UOL

São Paulo, segunda-feira, 08 de setembro de 2003

Texto Anterior | Próximo Texto | Índice

ENTREVISTA DA 2ª

IARA PRADO

Secretária de Ensino Fundamental de FHC vê aparelhamento e falta de rumo na atual gestão do MEC

Para tucana, também na educação PT exige "lado"

RENATA LO PRETE
DA REPORTAGEM LOCAL

A visão que o PT tem do Estado, moldada em organizações de esquerda, explica por que, como disse o ministro da Saúde, é preciso "ter lado" para trabalhar no governo Lula. O diagnóstico vem de Iara Prado, secretária de Ensino Fundamental nos oito anos da gestão FHC e um dos quadros mais qualificados do PSDB na área educacional.
Para ela, também no Ministério da Educação verifica-se apetite descontrolado na ocupação da máquina. "Trocaram até DAS-1", diz, referindo-se à base da hierarquia dos cargos de confiança. "São funcionários que respondem por atividades como protocolo. Não faz sentido trocá-los."
Em seu entender, a profusão de projetos anunciados encobre a falta de um programa coeso para a educação, que tenha como norte a melhoria da qualidade de ensino a partir de mudanças na formação dos professores.
A ex-secretária afirma que o MEC infla o número de analfabetos do país e promete o que não poderá entregar ao criar uma estrutura para erradicar o problema em questão de meses. "Isso não existe. Hoje se sabe que, para alguém ser usuário da escrita, precisa ter, no mínimo, quatro anos de contato com ela."
Na entrevista abaixo, feita em seu apartamento, no bairro paulistano de Pinheiros, Iara Prado critica também os CEUs, peça de resistência da campanha de Marta Suplicy à reeleição, e o apreço petista por uniformes escolares.
 

Folha - O governo é criticado por nomeações, em especial na saúde, que privilegiaram afinidade política em detrimento da qualificação. Ocorreu o mesmo na educação?
Iara Prado -
Fui uma das pessoas a defender que seria um bom momento para o PT ganhar. Para o amadurecimento da democracia, o Brasil precisa formar novos quadros. Mas fiquei surpresa com o que aconteceu no ministério.

Folha - O que aconteceu?
Prado -
A professora Maria José Feres, que me substituiu na Secretaria de Ensino Fundamental, é uma profissional muito capaz. Escolheu boas pessoas para trabalhar com ela. Mas teve de ceder a pressões muito fortes de sindicatos e confederações da área. E as pessoas foram sendo substituídas.
O governo se sustenta com a máquina brasiliense, que é muito boa. Tínhamos funcionários que vinham desde o tempo do Marco Maciel, primeiro ministro depois da ditadura. São quadros competentes, que servem ao governo que entra. E havia uma boa vontade muito grande para com o novo governo, porque a maior parte da máquina era petista.

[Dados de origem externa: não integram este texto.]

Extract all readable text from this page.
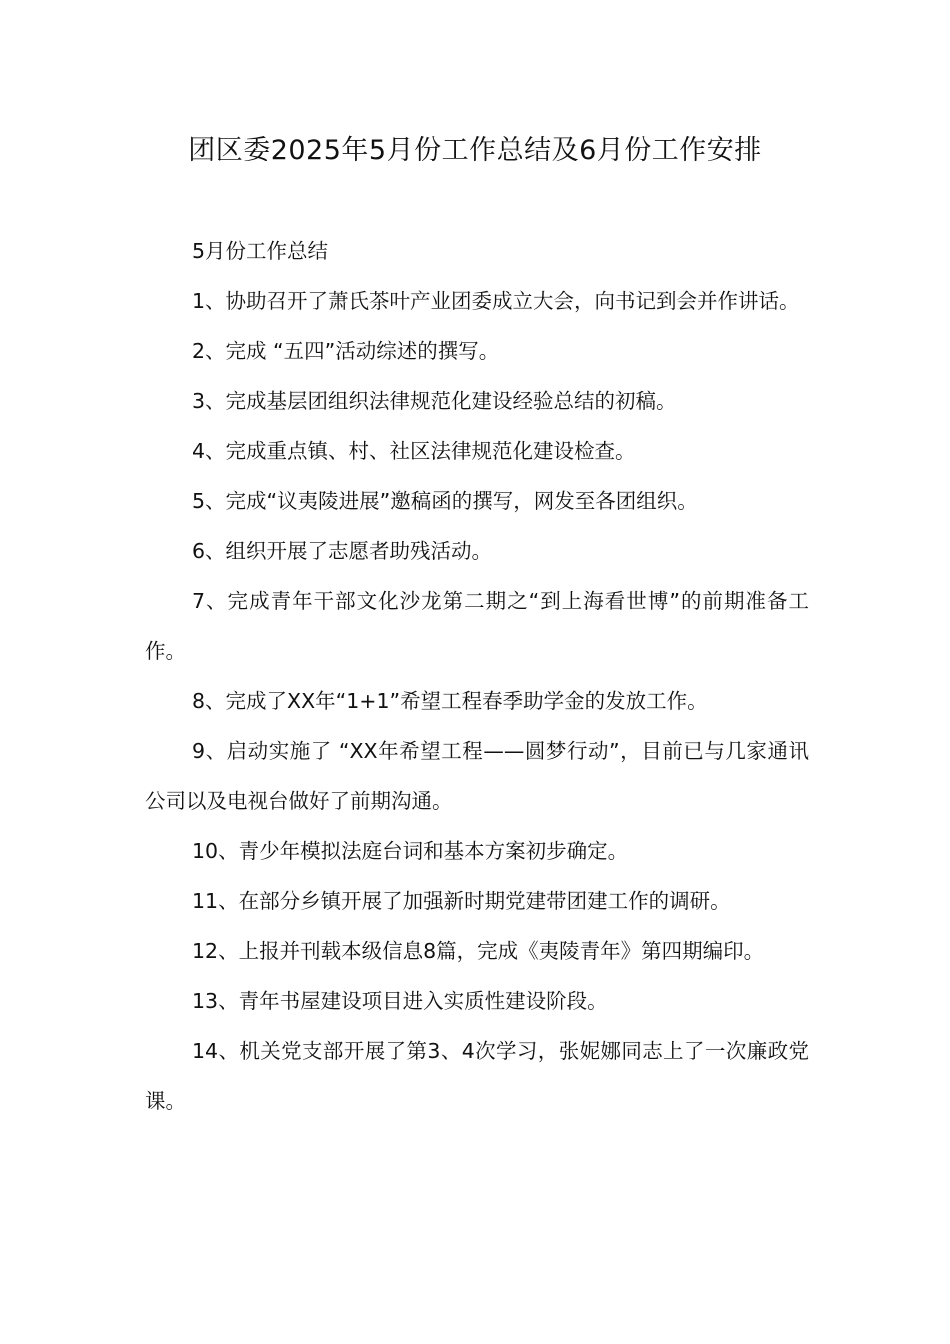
团区委2025年5月份工作总结及6月份工作安排

5月份工作总结

1、协助召开了萧氏茶叶产业团委成立大会，向书记到会并作讲话。

2、完成 “五四”活动综述的撰写。

3、完成基层团组织法律规范化建设经验总结的初稿。

4、完成重点镇、村、社区法律规范化建设检查。

5、完成“议夷陵进展”邀稿函的撰写，网发至各团组织。

6、组织开展了志愿者助残活动。

7、完成青年干部文化沙龙第二期之“到上海看世博”的前期准备工作。

8、完成了XX年“1+1”希望工程春季助学金的发放工作。

9、启动实施了 “XX年希望工程——圆梦行动”，目前已与几家通讯公司以及电视台做好了前期沟通。

10、青少年模拟法庭台词和基本方案初步确定。

11、在部分乡镇开展了加强新时期党建带团建工作的调研。

12、上报并刊载本级信息8篇，完成《夷陵青年》第四期编印。

13、青年书屋建设项目进入实质性建设阶段。

14、机关党支部开展了第3、4次学习，张妮娜同志上了一次廉政党课。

Folha - Qual foi a extensão das mudanças no ministério?
Prado -
Trocaram até DAS-1. São funcionários que estão lá há anos e respondem por atividades que movem a máquina, como o setor de protocolo. Não faz sentido trocar essas pessoas.

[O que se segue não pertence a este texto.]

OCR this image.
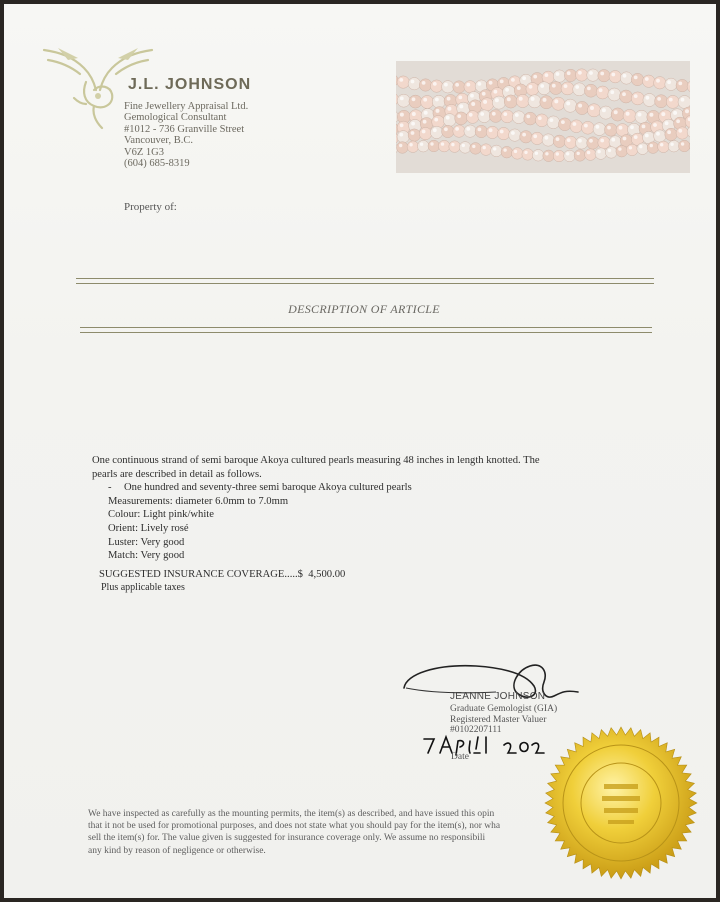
J.L. JOHNSON
Fine Jewellery Appraisal Ltd.
Gemological Consultant
#1012 - 736 Granville Street
Vancouver, B.C.
V6Z 1G3
(604) 685-8319
Property of:
DESCRIPTION OF ARTICLE
One continuous strand of semi baroque Akoya cultured pearls measuring 48 inches in length knotted. The
pearls are described in detail as follows.
- One hundred and seventy-three semi baroque Akoya cultured pearls
Measurements: diameter 6.0mm to 7.0mm
Colour: Light pink/white
Orient: Lively rosé
Luster: Very good
Match: Very good
SUGGESTED INSURANCE COVERAGE.....$ 4,500.00
Plus applicable taxes
JEANNE JOHNSON
Graduate Gemologist (GIA)
Registered Master Valuer
#0102207111
Date
We have inspected as carefully as the mounting permits, the item(s) as described, and have issued this opin
that it not be used for promotional purposes, and does not state what you should pay for the item(s), nor wha
sell the item(s) for. The value given is suggested for insurance coverage only. We assume no responsibili
any kind by reason of negligence or otherwise.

Folha - O PSDB agiu de outra forma ao assumir o governo?
Prado -
Trocamos as chefias.
Dou um exemplo de como trabalhávamos. Quando criamos o programa de formação de professores para a implantação dos parâmetros curriculares, em cada lugar do país nos indicavam gente com o perfil necessário. O ministério ia lá e selecionava. Boa parte dos contratados era petista.
Agora, o governo está contratando uma nova rede. Nenhuma das pessoas ficou. É bobagem perder profissionais qualificados.

Folha - Quanto à ocupação da máquina pública, a diferença entre PT e PSDB é conceitual ou de escala?
Prado -
Eles têm uma estrutura partidária forte, algo que nunca tivemos. O PSDB é um partido de quadros, com um núcleo de idéias coesas. O PT tem a concepção de organização de esquerda -a visão de que, quando um partido assume o Estado, passa a moldá-lo à sua imagem, e o Estado, então, modela a sociedade.
Parece jogo de palavras, mas determina milhares de coisas. Nessa situação, é claro que as pessoas têm de "ter lado". Essa frase [do ministro da Saúde, Humberto Costa] é reveladora, porque é o que está acontecendo na educação. De repente, a professora Maria José escolheu alguém por competência, e essa pessoa teve de dar lugar a outra que tinha lado -o lado de alguém que teve força e brigou pela troca.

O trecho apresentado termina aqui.